I think much of this is aimed at gaming anyway.  When you play a game where a being beyond space and time shows up and you shoot it to death with a tommy gun I think the whole thing has gone horribly wrong.  When we make the Frankenstein Monster into a friendly thing at least it was not designed from the beginning as an unfeeling cosmic horror (again with that's not scary).  We were meant to feel a sense of pity for the monster from the start.
This is the thing that ushers in man's destruction on this planet?  Yeah, probably.
So that's my thing.  Cthulhu for president and plush Cthulhus and all of it.  It's just silly.  Playing an RPG, video game or any Mythos product where you can shoot dead a Cthonian or a Star Spawn is taking away from the very thing you profess to love.
Sad, really.


  1. Yeah, the worst thing about the Chthulhu is that the Lovecraft fan-boys turned it into a mythos!

    I mean, the whole point was that the thing was inconceivable to the human mind, so trying to formalize it into a pantheon with a back-story completely undermines the horror.
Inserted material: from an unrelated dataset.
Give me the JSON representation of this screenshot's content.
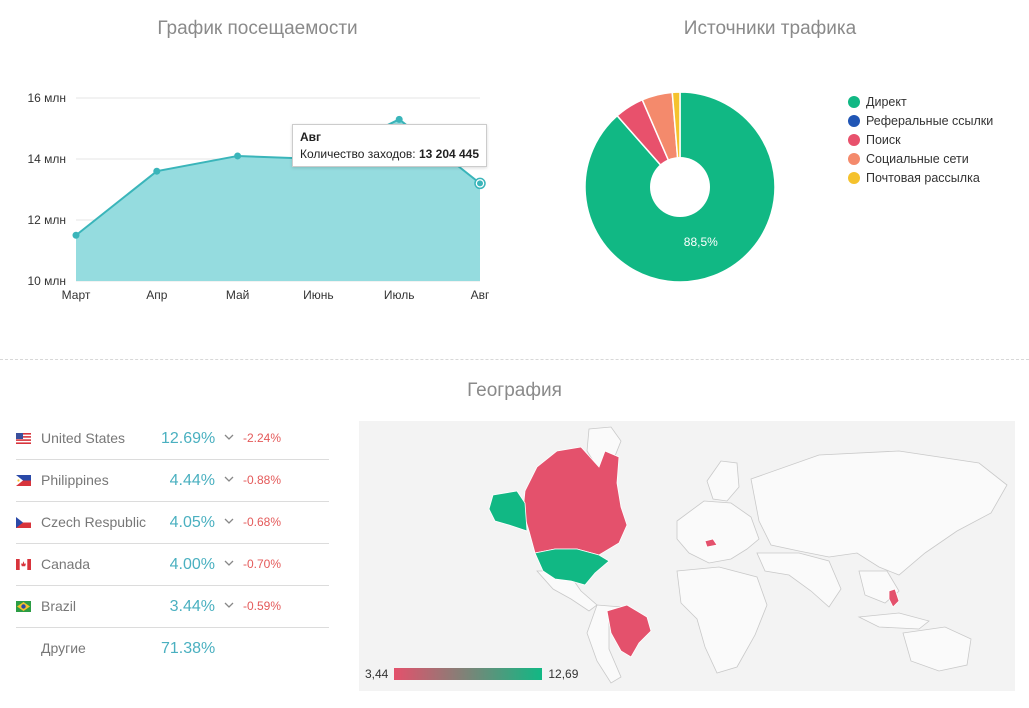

    Personally, I couldn't get into Lovecraft, I don't like his writing, though some of the ideas behind his work are interesting, the work itself is hard to swallow. I can forgive any of his flaws though, if only for the fact that he basically gave us Robert Bloch!

  2. Mantan, man, I could not agree with you more. I too find Lovecraft a ho-hum writer. I think some people have used his work to write better pieces, but then it just becomes Conan meets Nyarlthotep and that gets silly. Down with the fanboys!

  3. I like Lovecraft's ideas and settings but his writing is a bit humdrum. I do enjoy running games in his settings but I limit using his supernatural creatures and use my own instead.

    1. I understand where you are coming from, Kilchester old boy, and I have had the experience many years ago of your particular brand of gaming, so I won't deny it. This is more a general sense of Cthulhu worship that I find I disdain.
      I don't think any of us shall soon forget the night at the old Mahaffey homestead when we broke out the Necronomicon and attempted to ring up Hastur the Unspeakable, or some Outer God. I recall being found screaming under the table when the lights came on again. Ahh, good times.

  4. Alas the old Mahaffey homestead is going away as it has been sold to the evil cousin as John needed fundage to retain a lawyer against his foul ex-wife over the kinder.

    1. Damn. Lotta good times there. Lotta blood spilled and bonfires burned.